Kay’s Famous “Farm to Freezer” Lemon Lavender Blueberry Sauce

Want a great recipe to delight your taste buds and impress your family and guests at your table? Kay Litten, a Board member of Co-op Food Stores of New Hampshire and Vermont and the Neighboring Food Co-op Association, has a great recipe to share.  

“My favorite way to use this is over a slice of pound cake with freshly whipped local cream on top, but it is also excellent on ice cream.  Yummmmmm!” says Kay. 

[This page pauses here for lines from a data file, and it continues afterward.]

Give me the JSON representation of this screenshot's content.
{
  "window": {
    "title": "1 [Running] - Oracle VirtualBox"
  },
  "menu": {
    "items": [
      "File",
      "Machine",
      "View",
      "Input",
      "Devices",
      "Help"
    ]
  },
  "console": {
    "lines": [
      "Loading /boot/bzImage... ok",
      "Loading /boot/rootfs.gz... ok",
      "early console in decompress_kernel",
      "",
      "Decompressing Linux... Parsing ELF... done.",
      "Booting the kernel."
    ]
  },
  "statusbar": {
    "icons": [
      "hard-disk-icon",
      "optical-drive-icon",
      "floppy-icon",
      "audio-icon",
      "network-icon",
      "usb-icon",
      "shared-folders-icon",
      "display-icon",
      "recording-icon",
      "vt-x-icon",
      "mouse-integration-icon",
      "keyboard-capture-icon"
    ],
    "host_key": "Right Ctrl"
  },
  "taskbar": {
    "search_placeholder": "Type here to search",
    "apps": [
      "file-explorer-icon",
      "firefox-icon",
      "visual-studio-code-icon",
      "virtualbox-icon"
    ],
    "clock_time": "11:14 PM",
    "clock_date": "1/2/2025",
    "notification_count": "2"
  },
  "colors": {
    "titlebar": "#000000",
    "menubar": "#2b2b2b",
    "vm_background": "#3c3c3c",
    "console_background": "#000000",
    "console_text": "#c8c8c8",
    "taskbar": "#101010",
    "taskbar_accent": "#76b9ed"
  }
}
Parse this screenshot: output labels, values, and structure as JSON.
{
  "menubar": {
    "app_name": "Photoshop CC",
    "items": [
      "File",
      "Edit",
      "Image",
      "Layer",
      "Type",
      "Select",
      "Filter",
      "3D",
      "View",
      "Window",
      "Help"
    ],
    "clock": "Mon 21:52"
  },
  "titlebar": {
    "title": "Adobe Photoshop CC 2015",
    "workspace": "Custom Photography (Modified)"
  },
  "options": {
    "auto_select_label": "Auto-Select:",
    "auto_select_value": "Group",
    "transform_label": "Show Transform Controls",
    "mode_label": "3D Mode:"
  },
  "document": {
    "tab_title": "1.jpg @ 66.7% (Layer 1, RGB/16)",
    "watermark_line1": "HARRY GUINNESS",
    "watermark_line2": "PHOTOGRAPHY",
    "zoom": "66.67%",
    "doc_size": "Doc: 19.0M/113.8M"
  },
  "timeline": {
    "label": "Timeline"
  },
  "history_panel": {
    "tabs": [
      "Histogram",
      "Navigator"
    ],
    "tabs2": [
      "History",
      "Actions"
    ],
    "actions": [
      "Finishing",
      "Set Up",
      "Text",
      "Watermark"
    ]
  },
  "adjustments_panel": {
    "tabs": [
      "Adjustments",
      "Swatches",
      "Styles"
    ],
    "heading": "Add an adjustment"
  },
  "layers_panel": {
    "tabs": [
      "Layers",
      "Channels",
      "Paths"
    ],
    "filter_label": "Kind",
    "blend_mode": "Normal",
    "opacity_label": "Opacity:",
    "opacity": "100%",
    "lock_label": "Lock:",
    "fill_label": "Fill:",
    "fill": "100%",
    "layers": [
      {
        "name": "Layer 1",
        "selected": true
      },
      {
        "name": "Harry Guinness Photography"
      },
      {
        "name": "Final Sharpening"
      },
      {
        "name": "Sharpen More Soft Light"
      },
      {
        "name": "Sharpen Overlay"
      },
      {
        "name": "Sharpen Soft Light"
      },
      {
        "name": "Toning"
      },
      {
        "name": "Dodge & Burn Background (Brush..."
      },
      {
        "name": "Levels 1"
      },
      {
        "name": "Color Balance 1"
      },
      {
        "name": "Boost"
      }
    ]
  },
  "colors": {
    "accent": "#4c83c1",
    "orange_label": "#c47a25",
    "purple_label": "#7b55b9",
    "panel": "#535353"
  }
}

Grab a package of NFCA New England Blueberries and follow along to make Kay’s Famous “Farm to Freezer” Lemon Lavender Blueberry Sauce:

1.  Boil together, stirring frequently until all sugar is dissolved:

--1 1/2 c. sugar

--1 1/2 c. water

2.  Remove from heat and add:

--2 T.  culinary lavender flowers

3.  Let steep for an hour and strain out lavender, putting the lavender flavored simple syrup in a pan and add:

--the juice and zest of 1 lemon

--2 packages frozen NFCA Farm to Freezer blueberries                      

--1/4 t. salt

4.  Cook over moderate flame for 10 minutes, stirring occasionally.

5.  Remove:

--4 T. cooked blueberry syrup from pan 

6.  And add to this syrup:

--2 T. cornstarch

Stir well and put back into blueberry sauce and cook until sauce thickens.  

If it is not thick enough to be a syrupy consistency, you can repeat the juice/cornstarch procedure with 1/2 or 1 T. additional cornstarch and cook some more.

The end sauce should be like a thick blueberry syrup, but not thick like pie filling.